Hôtel de la Cathédrale, Rouen, au centre-ville. La chambre 28 était au deuxième étage. Une chambre verte, à deux fenêtres, l’une à droite en entrant, qui ouvrait sur une cour intérieure plantée de jacinthes au parfum capiteux, l’autre au fond, qui devait donner sur les toits de la ville. A gauche, la salle d’eau étroite où nous nous serrions sous la douche après chaque virée de plusieurs heures dans les ruelles, nos corps fumant dans la vapeur d’eau brûlante. Le lit occupait le centre de la pièce, avec sous la fenêtre un fauteuil de paille et une coiffeuse en marbre blanc, fissuré par endroits. Une lumière diffuse filtrée par les voilages flirtait avec les murs patinés par le temps ; à toute heure du jour, une semi-obscurité enveloppait nos silhouettes ; je goûtais un bonheur que je savais éphémère, nous écoutions ensemble Nougaro chanter la vie et la violence, je ne conserve que la douceur de ces instants. Chambre 28. Celle du festival du cinéma nordique. Je découvrais Joris Ivens, Lars von Trier, Aki Kaurismâki, Bille August, Thomas Vinterberg…, Astrid Henning-Jensen, Suzanne Bier, Leila Laius, Marie-Louise Ekman, Agneta Fagerström, Anja Breien, Helle Ryslinge, Kristin Johannesdottir et avec ces réalisatrices venues de Suède, du Danemark, d’Islande, d’Estonie, de Lettonie et d’ailleurs, une autre façon de regarder le monde…, et encore Jay Jay Johnson, et nous croisions durant des jours dans les allées du Gaumont, de l’Ariel, de Saint Sever, les mêmes têtes de cinéphiles complices, une famille dispersée et inconnue encore la semaine précédente.

 

J’ai oublié le nom de l’hôtel. C’était à Bourges par un temps froid et pluvieux. La chambre que tu avais retenue nous attendait sous les combles. Une grande salle de bains aveugle éclatait de blancheur à droite d’un petit couloir sombre. Un lit bas dans le fond de la pièce, entouré de tables de chevet, une armoire massive, une table ronde posée sur un tapis de laine et deux chaises recouvertes de velours bleu, une atmosphère orangée… c’est tout ce dont je me souviens. Nous avions visité le palais Jacques Cœur, découvert une ou deux librairies, acheté une dizaine de romans sur les conseils des libraires ; nous arpentions les rues, précédés par nos souffles raidis par l’hiver, oreilles et pieds gelés, nos doigts gantés entrelacés ; personne ne se risquait sous la pluie fine verglacée, que nous, heureux et amoureux.

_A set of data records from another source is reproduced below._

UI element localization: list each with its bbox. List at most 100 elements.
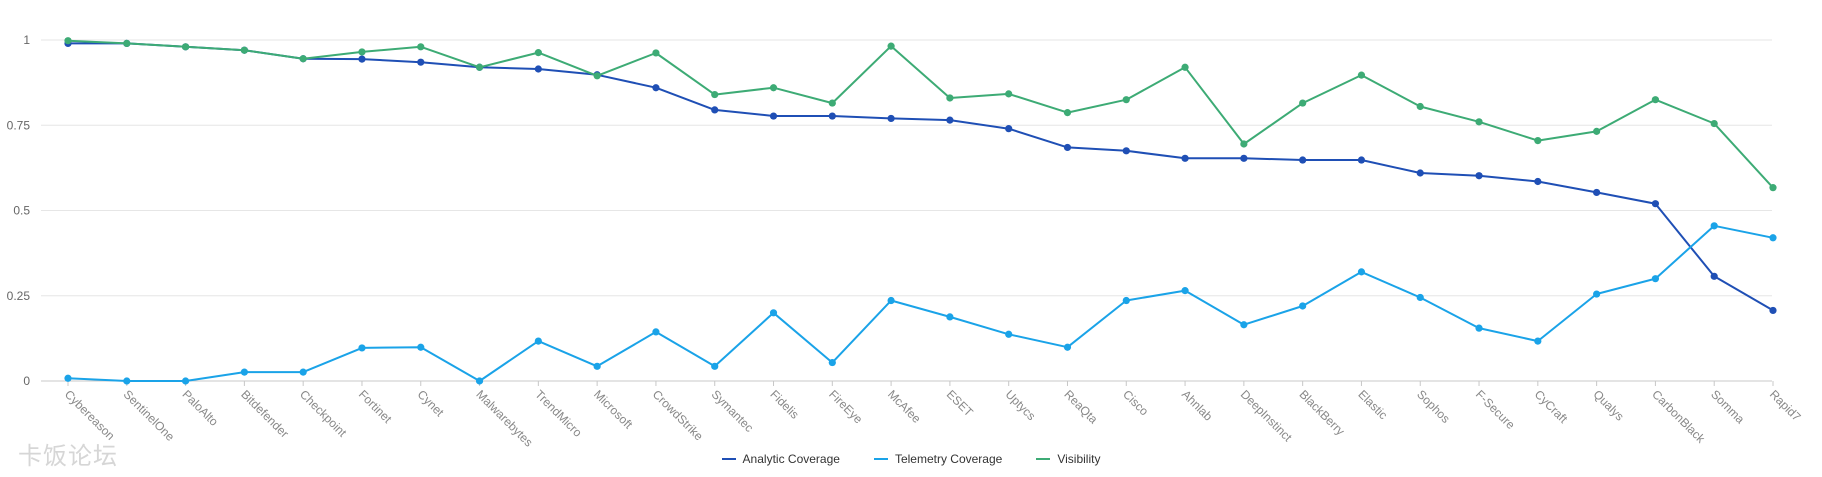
x-tick-label-1: SentinelOne bbox=[121, 387, 178, 444]
legend-swatch-telemetry bbox=[873, 458, 888, 460]
legend-item-analytic[interactable]: Analytic Coverage bbox=[721, 452, 840, 466]
data-point-0-5 bbox=[358, 55, 366, 63]
data-point-2-29 bbox=[1769, 184, 1777, 192]
series-line-0 bbox=[68, 42, 1774, 312]
y-tick-label-1: 0.25 bbox=[7, 289, 31, 303]
legend-label-visibility: Visibility bbox=[1057, 452, 1101, 466]
chart-legend: Analytic Coverage Telemetry Coverage Vis… bbox=[0, 452, 1822, 466]
data-point-1-9 bbox=[593, 362, 601, 370]
legend-label-telemetry: Telemetry Coverage bbox=[894, 452, 1003, 466]
series-line-2 bbox=[67, 39, 1774, 189]
data-point-0-24 bbox=[1475, 172, 1483, 180]
data-point-0-11 bbox=[711, 106, 719, 114]
data-point-1-11 bbox=[711, 362, 719, 370]
y-tick-label-0: 0 bbox=[23, 374, 30, 388]
data-point-2-0 bbox=[64, 37, 72, 45]
x-tick-label-4: Checkpoint bbox=[297, 387, 350, 440]
data-point-0-26 bbox=[1593, 188, 1601, 197]
data-point-2-8 bbox=[534, 49, 542, 57]
x-tick-label-21: BlackBerry bbox=[1297, 387, 1348, 438]
data-point-1-22 bbox=[1357, 268, 1366, 276]
x-tick-label-20: DeepInstinct bbox=[1238, 387, 1296, 445]
data-point-1-2 bbox=[181, 377, 190, 385]
data-point-0-20 bbox=[1240, 154, 1248, 162]
x-tick-label-19: Ahnlab bbox=[1179, 387, 1216, 424]
data-point-0-29 bbox=[1769, 306, 1777, 315]
data-point-1-19 bbox=[1181, 287, 1189, 295]
data-point-1-17 bbox=[1063, 343, 1072, 351]
x-tick-label-22: Elastic bbox=[1355, 387, 1390, 422]
x-tick-label-8: TrendMicro bbox=[532, 387, 585, 440]
data-point-2-4 bbox=[299, 55, 307, 63]
series-line-1 bbox=[67, 224, 1774, 382]
data-point-0-27 bbox=[1651, 200, 1660, 208]
data-point-2-21 bbox=[1299, 99, 1307, 107]
data-point-1-28 bbox=[1710, 222, 1718, 230]
x-tick-label-5: Fortinet bbox=[356, 387, 395, 426]
x-tick-label-27: CarbonBlack bbox=[1649, 387, 1708, 446]
watermark: 卡饭论坛 bbox=[18, 442, 118, 470]
data-point-0-22 bbox=[1357, 156, 1366, 164]
legend-item-telemetry[interactable]: Telemetry Coverage bbox=[873, 452, 1003, 466]
data-point-0-16 bbox=[1005, 125, 1013, 133]
data-point-0-6 bbox=[417, 58, 425, 66]
data-point-1-8 bbox=[534, 337, 542, 345]
data-point-1-1 bbox=[123, 377, 131, 385]
data-point-1-23 bbox=[1416, 293, 1424, 302]
x-tick-label-29: Rapid7 bbox=[1767, 387, 1804, 424]
data-point-2-23 bbox=[1416, 102, 1424, 111]
data-point-1-24 bbox=[1475, 324, 1483, 332]
data-point-1-13 bbox=[828, 358, 836, 367]
data-point-2-6 bbox=[417, 43, 425, 51]
data-point-1-21 bbox=[1299, 302, 1307, 310]
data-point-2-9 bbox=[593, 72, 601, 80]
data-point-2-26 bbox=[1593, 127, 1601, 135]
y-tick-label-4: 1 bbox=[23, 33, 30, 47]
data-point-0-19 bbox=[1181, 154, 1189, 162]
x-tick-label-13: FireEye bbox=[826, 387, 865, 426]
data-point-1-20 bbox=[1240, 321, 1248, 329]
data-point-0-15 bbox=[946, 116, 954, 124]
x-tick-label-6: Cynet bbox=[415, 387, 448, 420]
data-point-1-6 bbox=[417, 343, 425, 351]
x-tick-label-14: McAfee bbox=[885, 387, 924, 426]
legend-label-analytic: Analytic Coverage bbox=[742, 452, 840, 466]
data-point-0-10 bbox=[652, 84, 660, 92]
data-point-0-17 bbox=[1063, 143, 1072, 152]
data-point-2-20 bbox=[1240, 140, 1248, 148]
x-tick-label-16: Uptycs bbox=[1003, 387, 1039, 423]
data-point-2-18 bbox=[1122, 96, 1130, 104]
data-point-0-12 bbox=[769, 112, 778, 120]
data-point-0-25 bbox=[1534, 177, 1542, 186]
data-point-1-25 bbox=[1534, 337, 1542, 345]
data-point-2-5 bbox=[358, 48, 366, 56]
x-tick-label-24: F-Secure bbox=[1473, 387, 1518, 432]
data-point-0-8 bbox=[534, 65, 542, 73]
x-tick-label-25: CyCraft bbox=[1532, 387, 1571, 426]
data-point-0-21 bbox=[1299, 156, 1307, 164]
x-tick-label-7: Malwarebytes bbox=[473, 387, 535, 449]
data-point-2-22 bbox=[1357, 71, 1366, 79]
data-point-1-27 bbox=[1651, 275, 1660, 283]
data-point-2-12 bbox=[769, 84, 778, 92]
legend-item-visibility[interactable]: Visibility bbox=[1036, 452, 1100, 466]
y-tick-label-3: 0.75 bbox=[7, 118, 31, 132]
data-point-2-1 bbox=[123, 39, 131, 48]
data-point-2-14 bbox=[887, 42, 895, 50]
data-point-1-5 bbox=[358, 344, 366, 352]
x-tick-label-18: Cisco bbox=[1120, 387, 1151, 418]
x-tick-label-10: CrowdStrike bbox=[650, 387, 706, 443]
data-point-0-18 bbox=[1122, 147, 1130, 155]
data-point-2-24 bbox=[1475, 118, 1483, 126]
x-tick-label-0: Cybereason bbox=[62, 387, 118, 443]
data-point-2-3 bbox=[240, 46, 248, 54]
x-tick-label-23: Sophos bbox=[1414, 387, 1453, 426]
data-point-2-15 bbox=[946, 94, 954, 102]
data-point-2-28 bbox=[1710, 119, 1718, 128]
data-point-0-23 bbox=[1416, 169, 1424, 177]
x-tick-label-28: Somma bbox=[1708, 387, 1747, 426]
data-point-1-29 bbox=[1769, 234, 1777, 242]
x-tick-label-12: Fidelis bbox=[767, 387, 801, 421]
data-point-1-12 bbox=[769, 309, 778, 317]
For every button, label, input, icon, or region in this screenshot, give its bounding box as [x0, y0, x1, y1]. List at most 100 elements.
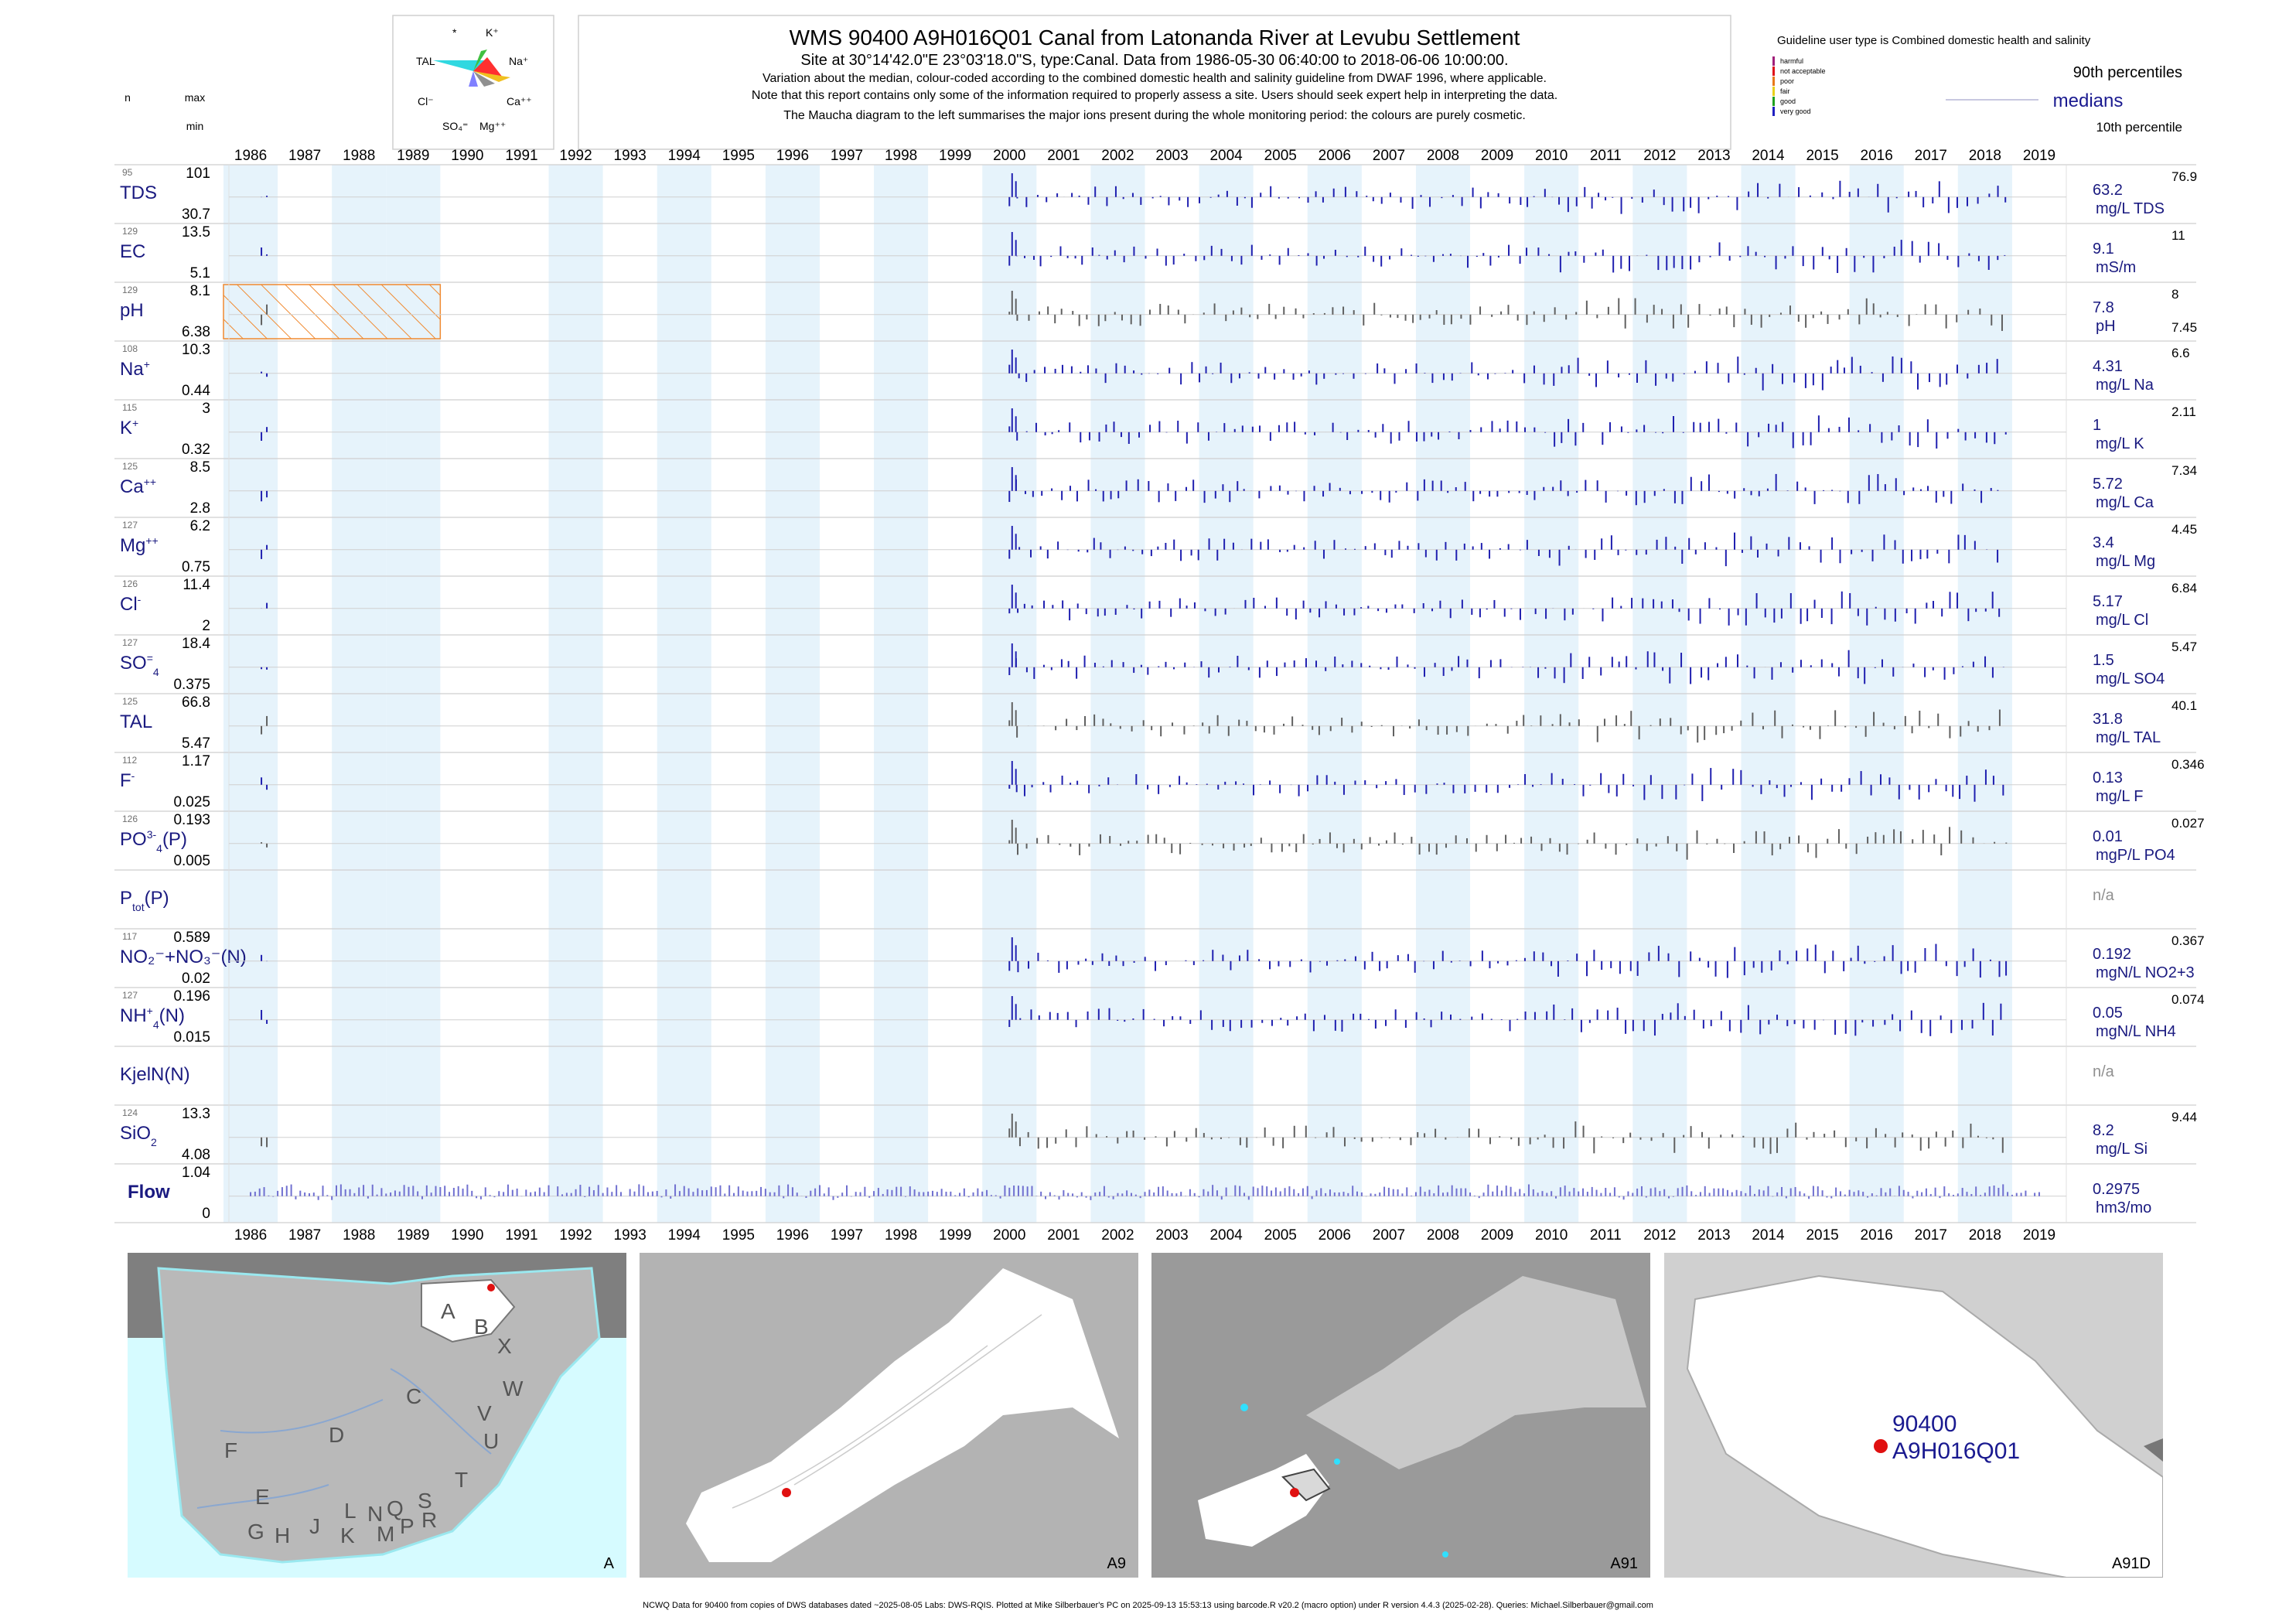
max-value: 6.2	[190, 518, 210, 534]
maucha-ca-wedge	[473, 71, 510, 82]
panel-cl: Cl- 126 11.4 2 5.17 6.84 mg/L Cl	[120, 577, 2197, 634]
median-value: 31.8	[2093, 711, 2123, 728]
panel-ec: EC 129 13.5 5.1 9.1 11 mS/m	[120, 224, 2185, 281]
map-label: A9	[1107, 1555, 1126, 1572]
maucha-label-so4: SO₄⁼	[442, 120, 468, 132]
min-value: 0.005	[173, 853, 210, 869]
parameter-label: Ptot(P)	[120, 888, 169, 913]
year-tick-label: 1997	[831, 1227, 863, 1244]
ph-hatched-zone	[223, 284, 442, 339]
panels: TDS 95 101 30.7 63.2 76.9 mg/L TDS EC 129 13.5 5.1…	[120, 165, 2205, 1222]
year-tick-label: 2005	[1264, 1227, 1297, 1244]
min-value: 0.02	[182, 971, 210, 987]
sample-count: 126	[122, 814, 138, 824]
map-label: A91	[1610, 1555, 1638, 1572]
region-label: E	[255, 1485, 270, 1509]
median-value: 3.4	[2093, 534, 2114, 551]
sample-count: 127	[122, 990, 138, 1001]
year-tick-label: 2002	[1101, 1227, 1134, 1244]
min-value: 6.38	[182, 324, 210, 340]
p90-value: 7.34	[2171, 463, 2197, 478]
parameter-label: NO₂⁻+NO₃⁻(N)	[120, 947, 247, 967]
year-tick-label: 1999	[939, 1227, 971, 1244]
year-tick-label: 2000	[993, 148, 1025, 164]
year-tick-label: 2011	[1590, 148, 1622, 164]
guideline-legend: Guideline user type is Combined domestic…	[1772, 34, 2182, 135]
unit-label: mg/L Na	[2096, 377, 2154, 394]
year-axis-top: 1986 1987 1988 1989 1990 1991 1992 1993 1994 1995…	[234, 148, 2055, 164]
parameter-label: SiO2	[120, 1123, 157, 1148]
min-value: 2.8	[190, 500, 210, 517]
unit-label: mg/L Mg	[2096, 553, 2155, 570]
timeseries-chart: 1986 1987 1988 1989 1990 1991 1992 1993 1994 1995…	[114, 148, 2205, 1244]
map-label: A	[603, 1555, 614, 1572]
median-value: 0.192	[2093, 946, 2131, 963]
map-a91: A91	[1151, 1253, 1650, 1578]
median-value: 0.2975	[2093, 1181, 2140, 1198]
min-value: 0.32	[182, 442, 210, 458]
max-value: 1.17	[182, 753, 210, 769]
maucha-label-star: *	[452, 26, 457, 39]
region-label: C	[406, 1384, 422, 1408]
parameter-label: EC	[120, 241, 145, 262]
unit-label: mg/L Si	[2096, 1141, 2148, 1158]
year-tick-label: 2018	[1969, 148, 2001, 164]
max-value: 0.589	[173, 930, 210, 946]
year-tick-label: 1999	[939, 148, 971, 164]
year-tick-label: 2002	[1101, 148, 1134, 164]
legend-class-label: poor	[1780, 77, 1794, 85]
region-label: L	[344, 1499, 357, 1523]
p90-value: 5.47	[2171, 640, 2197, 654]
map-a91d-svg	[1664, 1253, 2163, 1578]
parameter-label: Flow	[128, 1182, 170, 1203]
legend-class-label: harmful	[1780, 57, 1803, 65]
year-tick-label: 2018	[1969, 1227, 2001, 1244]
year-tick-label: 2017	[1915, 148, 1947, 164]
median-value: 63.2	[2093, 182, 2123, 199]
legend-class-label: good	[1780, 97, 1796, 105]
col-header-n: n	[125, 91, 131, 104]
parameter-label: NH+4(N)	[120, 1005, 185, 1031]
year-tick-label: 1996	[776, 148, 809, 164]
map-strip: A B X C W D V U F T E S Q R L N P G H J …	[0, 1253, 2296, 1593]
sample-count: 125	[122, 461, 138, 472]
map-south-africa: A B X C W D V U F T E S Q R L N P G H J …	[128, 1253, 626, 1578]
year-tick-label: 1993	[614, 148, 646, 164]
max-value: 8.5	[190, 459, 210, 476]
legend-swatch	[1772, 97, 1775, 106]
panel-so: SO=4 127 18.4 0.375 1.5 5.47 mg/L SO4	[120, 636, 2197, 693]
subtitle-line-1: Variation about the median, colour-coded…	[762, 72, 1547, 85]
region-label: K	[340, 1523, 355, 1547]
panel-kjeln-n-: KjelN(N) n/a	[120, 1063, 2115, 1085]
p90-value: 6.84	[2171, 581, 2197, 595]
panel-po: PO3-4(P) 126 0.193 0.005 0.01 0.027 mgP/L PO4	[120, 812, 2205, 869]
p90-value: 8	[2171, 287, 2178, 302]
year-tick-label: 1989	[397, 148, 429, 164]
year-tick-label: 2015	[1806, 1227, 1838, 1244]
region-label: M	[377, 1522, 395, 1546]
region-label: T	[455, 1468, 469, 1492]
max-value: 18.4	[182, 636, 210, 652]
year-tick-label: 1998	[885, 148, 917, 164]
region-label: W	[503, 1377, 524, 1401]
year-tick-label: 1996	[776, 1227, 809, 1244]
unit-label: mg/L F	[2096, 788, 2144, 805]
legend-class-label: very good	[1780, 107, 1811, 115]
median-value: n/a	[2093, 1063, 2115, 1080]
min-value: 0.375	[173, 677, 210, 693]
region-label: Q	[387, 1496, 404, 1520]
year-tick-label: 2012	[1643, 1227, 1676, 1244]
site-info: Site at 30°14'42.0"E 23°03'18.0"S, type:…	[800, 52, 1508, 69]
year-tick-label: 1991	[505, 1227, 537, 1244]
panel-tds: TDS 95 101 30.7 63.2 76.9 mg/L TDS	[120, 165, 2197, 223]
year-tick-label: 1993	[614, 1227, 646, 1244]
year-tick-label: 2003	[1155, 1227, 1188, 1244]
median-value: 0.13	[2093, 769, 2123, 786]
region-label: U	[483, 1429, 500, 1453]
max-value: 0.196	[173, 988, 210, 1005]
year-tick-label: 2019	[2023, 148, 2055, 164]
p90-value: 4.45	[2171, 522, 2197, 537]
year-tick-label: 2016	[1861, 1227, 1893, 1244]
subtitle-line-2: Note that this report contains only some…	[752, 89, 1557, 102]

C’était un 14 février. Je découvrais sur la table une boîte de chocolats à mon prénom, venus de la Maison des Forestines, le plus ancien chocolatier de la ville. Tu m’offrais des vers sur du papier dentelé, empruntés à Prévert, Aragon, Becker, Ramuz, Eluard, Desnos et Cadou et encore Char… Tu égrenais les mots pour dire nos « Six ans et trois allumettes », pour me réclamer d’être ton espace du dedans, tu me parlais de vertige et d’attente, d’une âme à caresser comme le soleil une tempête… J’ai oublié les mots, oublié le nom de l’hôtel, c’était à Bourges par un temps froid, je me souviens des combles, d’une lumière orange, d’un palais, des friandises et de notre haleine brûlante, un 14 février.